É importante entender que a lógica do valor do dólar perante o real também segue a lei da oferta e da procura. Se há bastante dólar circulando no Brasil, a moeda estrangeira acaba custando menos reais. Quando há pouco dólar circulando, é o contrário. A moeda custa mais reais.
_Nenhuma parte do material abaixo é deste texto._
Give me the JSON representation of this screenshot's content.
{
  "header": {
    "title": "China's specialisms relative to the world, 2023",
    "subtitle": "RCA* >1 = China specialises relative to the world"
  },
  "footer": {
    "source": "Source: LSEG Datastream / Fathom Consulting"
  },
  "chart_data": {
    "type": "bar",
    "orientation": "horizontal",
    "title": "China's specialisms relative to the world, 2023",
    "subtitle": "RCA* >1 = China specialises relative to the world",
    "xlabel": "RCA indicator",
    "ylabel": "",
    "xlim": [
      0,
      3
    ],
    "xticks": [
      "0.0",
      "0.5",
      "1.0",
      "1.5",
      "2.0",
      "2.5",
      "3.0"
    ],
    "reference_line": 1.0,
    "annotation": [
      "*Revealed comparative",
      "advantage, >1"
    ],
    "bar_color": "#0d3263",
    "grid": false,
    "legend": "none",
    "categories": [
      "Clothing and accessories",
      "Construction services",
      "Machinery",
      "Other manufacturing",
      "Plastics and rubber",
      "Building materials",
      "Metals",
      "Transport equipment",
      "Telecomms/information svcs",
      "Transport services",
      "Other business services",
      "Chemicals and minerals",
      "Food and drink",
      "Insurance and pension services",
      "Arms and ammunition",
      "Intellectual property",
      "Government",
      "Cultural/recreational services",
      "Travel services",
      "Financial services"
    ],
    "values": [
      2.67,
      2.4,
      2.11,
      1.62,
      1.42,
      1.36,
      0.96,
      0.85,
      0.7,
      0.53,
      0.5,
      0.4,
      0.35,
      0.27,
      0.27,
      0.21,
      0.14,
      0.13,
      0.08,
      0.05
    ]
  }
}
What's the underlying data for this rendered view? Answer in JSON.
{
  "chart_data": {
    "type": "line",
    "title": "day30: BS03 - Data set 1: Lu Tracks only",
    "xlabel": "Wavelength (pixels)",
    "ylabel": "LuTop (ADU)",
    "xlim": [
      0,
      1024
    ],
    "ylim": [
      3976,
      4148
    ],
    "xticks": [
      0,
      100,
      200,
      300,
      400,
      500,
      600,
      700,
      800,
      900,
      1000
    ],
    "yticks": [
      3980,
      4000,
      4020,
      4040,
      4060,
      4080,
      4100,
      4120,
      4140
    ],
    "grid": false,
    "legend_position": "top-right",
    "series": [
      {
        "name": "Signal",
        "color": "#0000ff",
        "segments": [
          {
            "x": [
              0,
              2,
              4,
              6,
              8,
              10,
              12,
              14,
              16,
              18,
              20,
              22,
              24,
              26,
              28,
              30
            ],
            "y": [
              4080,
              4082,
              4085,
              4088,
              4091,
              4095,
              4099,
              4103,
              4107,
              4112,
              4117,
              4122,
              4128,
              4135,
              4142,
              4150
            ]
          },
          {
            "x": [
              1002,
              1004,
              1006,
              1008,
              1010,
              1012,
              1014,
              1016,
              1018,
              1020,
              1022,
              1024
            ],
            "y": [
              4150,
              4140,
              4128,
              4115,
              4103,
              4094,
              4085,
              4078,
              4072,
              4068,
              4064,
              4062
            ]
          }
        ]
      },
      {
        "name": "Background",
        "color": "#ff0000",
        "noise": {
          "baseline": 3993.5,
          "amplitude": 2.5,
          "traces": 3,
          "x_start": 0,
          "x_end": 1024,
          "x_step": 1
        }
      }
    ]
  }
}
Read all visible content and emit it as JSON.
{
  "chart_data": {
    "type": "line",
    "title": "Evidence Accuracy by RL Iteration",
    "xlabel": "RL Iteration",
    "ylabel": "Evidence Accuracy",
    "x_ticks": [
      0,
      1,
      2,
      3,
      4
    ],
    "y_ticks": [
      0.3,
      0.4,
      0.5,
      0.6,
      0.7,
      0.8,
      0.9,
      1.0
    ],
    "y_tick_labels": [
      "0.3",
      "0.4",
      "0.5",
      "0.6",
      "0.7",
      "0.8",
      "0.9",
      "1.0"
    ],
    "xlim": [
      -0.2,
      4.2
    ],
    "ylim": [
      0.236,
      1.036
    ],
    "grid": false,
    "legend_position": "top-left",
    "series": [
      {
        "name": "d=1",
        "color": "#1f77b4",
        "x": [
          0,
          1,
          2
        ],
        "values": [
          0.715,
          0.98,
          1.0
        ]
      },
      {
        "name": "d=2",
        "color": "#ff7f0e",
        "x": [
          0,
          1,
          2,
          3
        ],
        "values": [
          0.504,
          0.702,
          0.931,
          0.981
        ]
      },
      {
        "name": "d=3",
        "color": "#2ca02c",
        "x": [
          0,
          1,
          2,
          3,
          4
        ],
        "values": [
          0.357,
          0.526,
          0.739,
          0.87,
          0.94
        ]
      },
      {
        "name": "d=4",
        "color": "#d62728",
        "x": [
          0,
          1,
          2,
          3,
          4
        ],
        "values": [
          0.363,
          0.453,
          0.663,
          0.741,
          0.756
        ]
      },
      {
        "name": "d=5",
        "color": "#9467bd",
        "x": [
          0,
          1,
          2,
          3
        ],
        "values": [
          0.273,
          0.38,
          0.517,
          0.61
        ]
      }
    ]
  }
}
Aí, há uma série de fatores, internos e externos, que explicam a redução da entrada de dólar no País. Um deles é a redução do turismo, com menos estrangeiros visitando as cidades brasileiras no cenário de pandemia e, assim, deixando de injetar dólares em nossa economia. O principal fator, porém, parece estar na ainda reduzida atratividade do Brasil para investimentos estrangeiros. Um cenário de avanço da variante Delta do coronavírus; forte instabilidade política com ameaças às eleições e uma crise institucional entre os poderes; e incertezas quando a efetividade da agenda de reformas gera receio em investidores que, muitas vezes, preferem colocar seu dinheiro em países que consideram mais seguros para investir. Com isso, entra pouco dólar e o real desvaloriza.